Here’s the answer. So you just need to be able to apply critical thinking and ask yourself, okay, in what scenarios would this information be valid and helpful? And in which scenarios is it not? Right? Like that’s the key. So I. The last of the millionaire types, and this gets back to the, the comment this young gentleman left on the YouTube channel is the liquid millionaire.

This is somebody who has a million dollars liquid and available. Now, when you hear that, a lot of people think it means you have cash in the corner or you have like in a checking account, savings account somewhere that you could easily just pull it out. That’s typically not what it is. Typically when somebody is a liquid millionaire, it’s in some kind of easily converted.

Investment vehicle, like a money market or a treasury bond, something that’s earning yield in a very stable, safe environment, but that’s still fairly liquid. It’s very rare to see somebody keeping just a million dollars in a checking account or in a savings account. Now, I’m not saying it doesn’t happen depending on how rich you are.

You might actually have that just sitting around because, uh, what most, most wealthy people are doing is just keeping enough money around and liquid in those types of, um, checking accounts to pay for their life, their lifestyle, their, their cost of living on a monthly or maybe three to six month basis.

So if your cost of living is, is pretty high, then sure you might have a million dollars sitting in your checking account. But that would, I would venture to guess that that person is, North of 50 50 million, um, net worth, pretty comfortably at that point, if not even higher, honestly. So, uh, a million dollars in a checking account is just a lot of money to have sitting around.

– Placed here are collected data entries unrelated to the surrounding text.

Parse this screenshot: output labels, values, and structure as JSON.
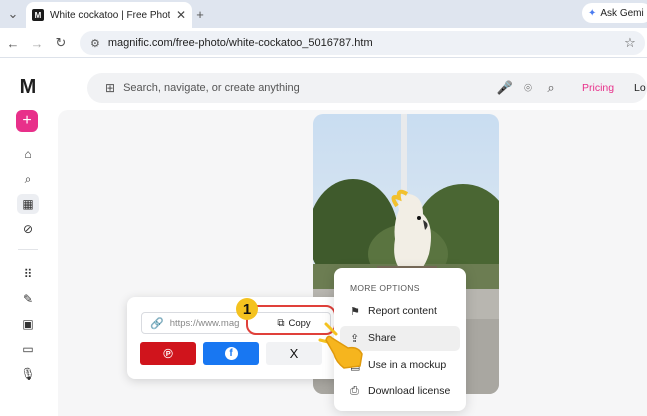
{
  "browser": {
    "tab_title": "White cockatoo | Free Photo",
    "favicon": "M",
    "ask_gemini": "Ask Gemi",
    "url": "magnific.com/free-photo/white-cockatoo_5016787.htm"
  },
  "site": {
    "logo": "M",
    "search_placeholder": "Search, navigate, or create anything",
    "pricing": "Pricing",
    "login": "Lo",
    "accent": "#e8308a"
  },
  "share": {
    "url_text": "https://www.mag",
    "copy_label": "Copy",
    "step_badge": "1",
    "pinterest_color": "#d0141c",
    "facebook_color": "#1877f2",
    "x_label": "X"
  },
  "menu": {
    "header": "MORE OPTIONS",
    "items": [
      "Report content",
      "Share",
      "Use in a mockup",
      "Download license"
    ]
  }
}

And the reason that most wealthy people don’t do that is because, one, you’re, you’re vulnerable to the banks, and we’ve seen in 2009 that banks do fail. And then two, you’re, you’re so vulnerable to inflation and all these external factors that are just eroding your money. That most people are just putting their, their cash into something that’s gonna earn them a solid yield, like a treasury B bill that’s like 4%.

So, and backed by the US government. So very, very stable. But it’s just always interesting to me when I see comments like that of like how people who do not have money perceive what people who do have money do with that money. Right? And so I’m not saying that this is what you need to start doing with yours.

Um, the. And strategies that you deploy when you have money is a little bit different than what you do when you, when you’re building it. Um, but I just wanted to share that with you guys specifically the distinction of those different types of millionaires, because I find that’s an easy area to mislead people.

And, um, so I just wanna, uh, arm you with a tool that’ll maybe help you think a little bit more critically about those claims when you hear people make ’em. So hopefully that brought you some value if it did. Um, put that as a gold star on the board. Good job, Anthony. And that’s all I got for you guys. Uh, I’ll see you back here tomorrow.

Until then, stay hyperfocused my friend.